Excellence in schools is sadly often judged in society solely by the academic outcomes and external benchmarking data achieved. In the desire to top league tables, the sounds of music provision are in danger of being silenced in our corridors and classrooms. It is all too easy to argue the need to replace the music room with a science room or the drama studio with another maths room but it takes greater courage to argue for their sustained existence and importance. Holding on to the provision of the arts and specifically music in our schools has never been more important in my view, a view shared by many. Just last week, the Guardian newspaper columnist, Rhiannon Lucy Cosslett, wrote that “Music, art and drama, often perceived as options for less academically minded students, are being squeezed out or underfunded” in UK schools.
But that general perception is flawed: there is nothing easy about these options. They just require a different skill, a different talent, a different form of study and practice. The writing of a Bach Choral or a string quartet is potentially as taxing as an extended higher level Maths problem. The creation of a contemporary song in a Music lesson that will harness the imagination, is no less intricate than the writing of poetry or prose in an English A level class. Should there be a further reason to embrace music in our schools, there is a substantial body of research on the impact of learning music in the overall development of children.

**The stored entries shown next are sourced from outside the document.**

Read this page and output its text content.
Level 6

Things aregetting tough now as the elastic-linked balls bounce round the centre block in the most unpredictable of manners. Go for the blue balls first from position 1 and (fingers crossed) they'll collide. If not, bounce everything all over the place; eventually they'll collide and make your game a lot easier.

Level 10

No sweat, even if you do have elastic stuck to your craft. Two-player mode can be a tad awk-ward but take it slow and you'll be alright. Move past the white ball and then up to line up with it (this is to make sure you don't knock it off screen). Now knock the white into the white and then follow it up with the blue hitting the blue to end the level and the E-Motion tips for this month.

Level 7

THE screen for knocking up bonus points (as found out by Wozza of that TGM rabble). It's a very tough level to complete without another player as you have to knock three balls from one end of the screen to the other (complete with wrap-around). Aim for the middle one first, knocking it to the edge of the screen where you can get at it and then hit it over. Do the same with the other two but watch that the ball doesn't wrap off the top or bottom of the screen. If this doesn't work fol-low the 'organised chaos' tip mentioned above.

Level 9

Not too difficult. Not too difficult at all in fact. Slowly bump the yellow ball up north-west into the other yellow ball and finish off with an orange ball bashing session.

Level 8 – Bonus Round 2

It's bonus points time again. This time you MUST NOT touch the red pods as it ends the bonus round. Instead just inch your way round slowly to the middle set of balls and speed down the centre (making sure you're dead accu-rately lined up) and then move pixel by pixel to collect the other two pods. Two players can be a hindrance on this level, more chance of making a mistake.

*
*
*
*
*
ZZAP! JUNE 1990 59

Professor Susan Hallam MBE, of the UCL Institute of Education is a renowned academic who advocates strongly for the teaching of music in schools. She says that “engagement with music plays a major role in developing perceptual processing systems” and goes on to say in her research of 2015 that “there is compelling evidence for the benefits of music education on the wide range of skills including: listening skills which support the development of language skills, awareness of phonics and enhanced literacy; spatial reasoning which supports the development of some mathematical skills”.
Great schools do and will continue to celebrate all subjects and music will be no exception to their diverse approach to education. Despite the pressures in the UAE of an inspection framework that places greater emphasis on a group of core subjects, exceptional schools do not marginalise the arts and are even more significant because of their balanced and broad approach to curriculum design, a curriculum design that is applauded in inspection reports.
Plato wrote that, “Music is a moral law. It gives a soul to the universe, wings to the mind, flight to the imagination, a charm to sadness, and life to everything.” These words resonate with me and bring back memories of a musically rich childhood. It is incumbent on me as a school leader to deliver in my school’s curriculum, that same opportunity that was afforded to me and to share somehow the love of music that I cherish. Let us hope that there will always be a place for the music in our schools so that we might inspire another generation of performers, composers and intrepid Chopsticks players!